Ryvers Ainger was elected the first Chief and served as such for twenty years. The department took over the old chemical equipment of the Town and busied itself putting it into workable and useable condition.
In 1929, with financial assistance from the Town, a station was erected at the east end of the horse sheds opposite the Baptist Church for the purpose of storing apparatus and conducting other activities of the Department. On August 3, 1929, the first meeting was held at the new firehouse (as it was then called).
In 1931, a new Model A Ford truck was purchased at a cost of $806.00. It was equipped for carrying the pump, hose and other equipment and in March of 1932, a compressed air whistle was purchased and installed at the station which was operated from the Central Telephone Office and repeatedly proved its worth.
On February 27, 1934, the lower end of the Center burned, and the fire burned a total of eight stores and homes. It was the worst fire that the Town had ever seen. On March 19, 1937, a Ford V8 wheelbase chassis with closed cab was purchased for $703 and paid by the Town and Grange Fair Association.
During the war years of 1939-1945, few meetings were held and only a small crew comprised the department. After 20 years of service as Chief, Ryvers Ainger retired on January 7, 1948. Walter (Skip) Burrows was then elected Chief. Upon retirement of Skip Burrows as Chief in 1960, Lance Metcalf was elected. On April 26th, 1961, The Sandwich Volunteer Fire Department joined the Mutual Aid Program.
November 21, 1963-Engine No. 1 was delivered. In January of 1967, a new Chief was elected, Almon G. Evans, Jr. On May 31, 1967 - New call numbers and cards for the signal system were accepted. The idea of a new fire station had its beginning in January of 1968. The Department elected its 5th Chief in January 1969, Francis G. Hambrook.

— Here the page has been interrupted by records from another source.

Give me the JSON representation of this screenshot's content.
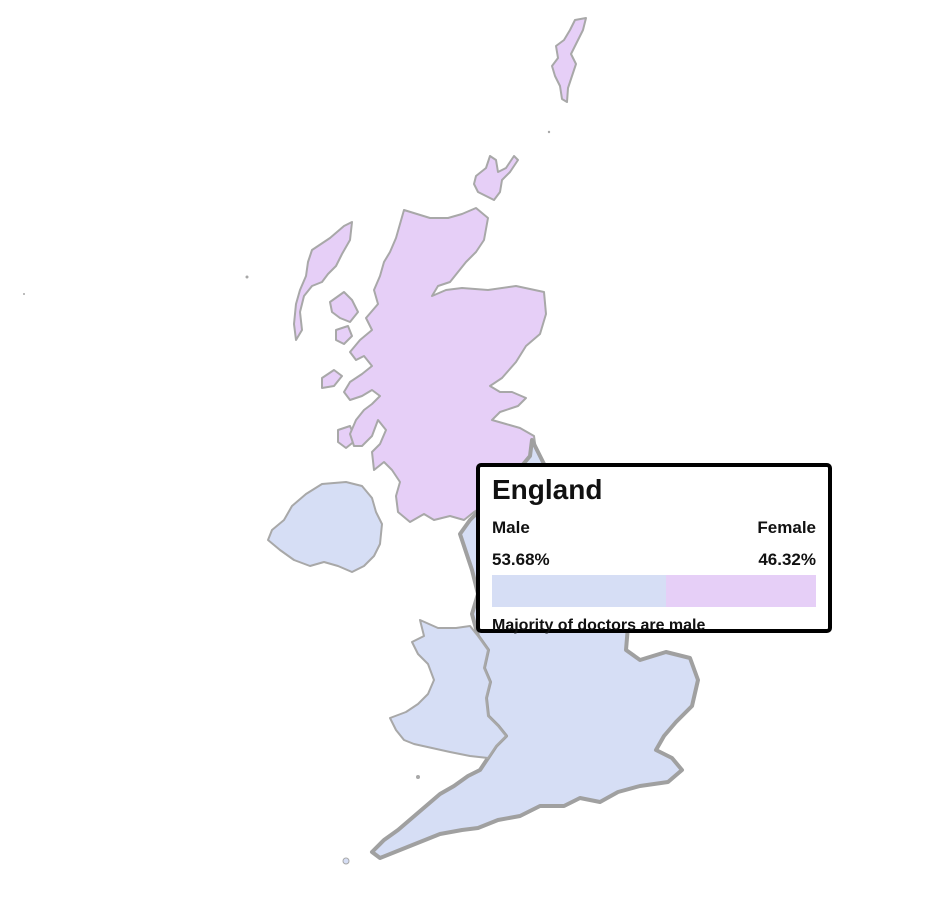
{
  "colors": {
    "male_majority": "#d6def5",
    "female_majority": "#e6cff7",
    "border": "#a8a8a8"
  },
  "regions": [
    {
      "id": "scotland",
      "name": "Scotland",
      "majority": "female"
    },
    {
      "id": "northern-ireland",
      "name": "Northern Ireland",
      "majority": "male"
    },
    {
      "id": "wales",
      "name": "Wales",
      "majority": "male"
    },
    {
      "id": "england",
      "name": "England",
      "majority": "male"
    }
  ],
  "tooltip": {
    "title": "England",
    "male_label": "Male",
    "female_label": "Female",
    "male_value": "53.68%",
    "female_value": "46.32%",
    "male_share": 53.68,
    "female_share": 46.32,
    "note": "Majority of doctors are male"
  }
}
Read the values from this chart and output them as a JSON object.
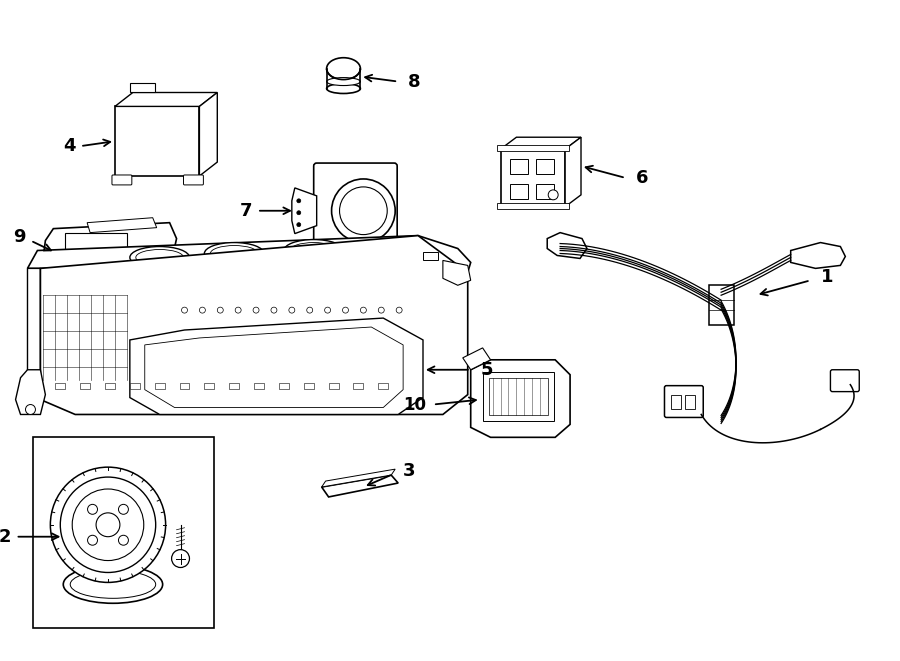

In 1968, a committee was named to study the needs for new station facilities for the fire department. Very quickly this committee decided there was a need for an outlying station in the north end of town to cut down the response time to emergencies in that section. In planning for improved central station facilities, it was assumed that within ten years (earlier if possible), such a substation would be built. It seemed impossible that the Town could afford both stations at the same time. These thoughts were expressed to the Selectmen, Quimby Trustees, and other interested parties. During the second planning period, after the first had failed, the Tobins owners of the old Tewksberry place, suffered a total loss of their dwelling. It was felt that had the equipment been closer, perhaps the loss would have been only partial.
The Quimby Trustees requested a meeting with the fire chief at which they asked him to obtain an estimate from an architect as to the probable cost for an outlying station such as had been previously discussed. The Trustees subsequently called a meeting with the Selectmen and the Fire Chief to announce their offer to provide $15, 000 for the construction of the desired station providing the Town would vote to build it. This was voted on at the 1971 town meeting, and the Arthur M. Heard Trust provided additional funds; Denly Emerson and the Robert Wrights donated the land upon which to build and Mrs. Beryl Tappan and Harland Farrar, through the efforts of Robert Peaslee, donated the gravel and fill for the site. The town road crew donated time to prepare the site.
The first meeting at the Whiteface Station was held December 19, 1971, when the 1952 truck was moved from the Center Station even though it was some time before the building was finished.
The equipment housed in the new station consisted of the 1952 Ford 500 GPM front end pumper and a converted Army 6 x 6 truck which was obtained through the Civilian Defense Agency. This truck was converted by the Whiteface Station personnel to a tank truck with a 1200 gallon capacity by utilizing an old oil truck tank donated by Robert Peaslee. The members of the fire department take great pleasure in dedicating the Whiteface Station to honorary member, Mr. Aliston Grant of Whiteface. All knew him for his consistent good nature and kindnesses, for his facile recollections of the 82 years he has lived in this area, and for his very special wife, Sylvia. Certainly no one in Sandwich has shown more consistent interest in the new fire station.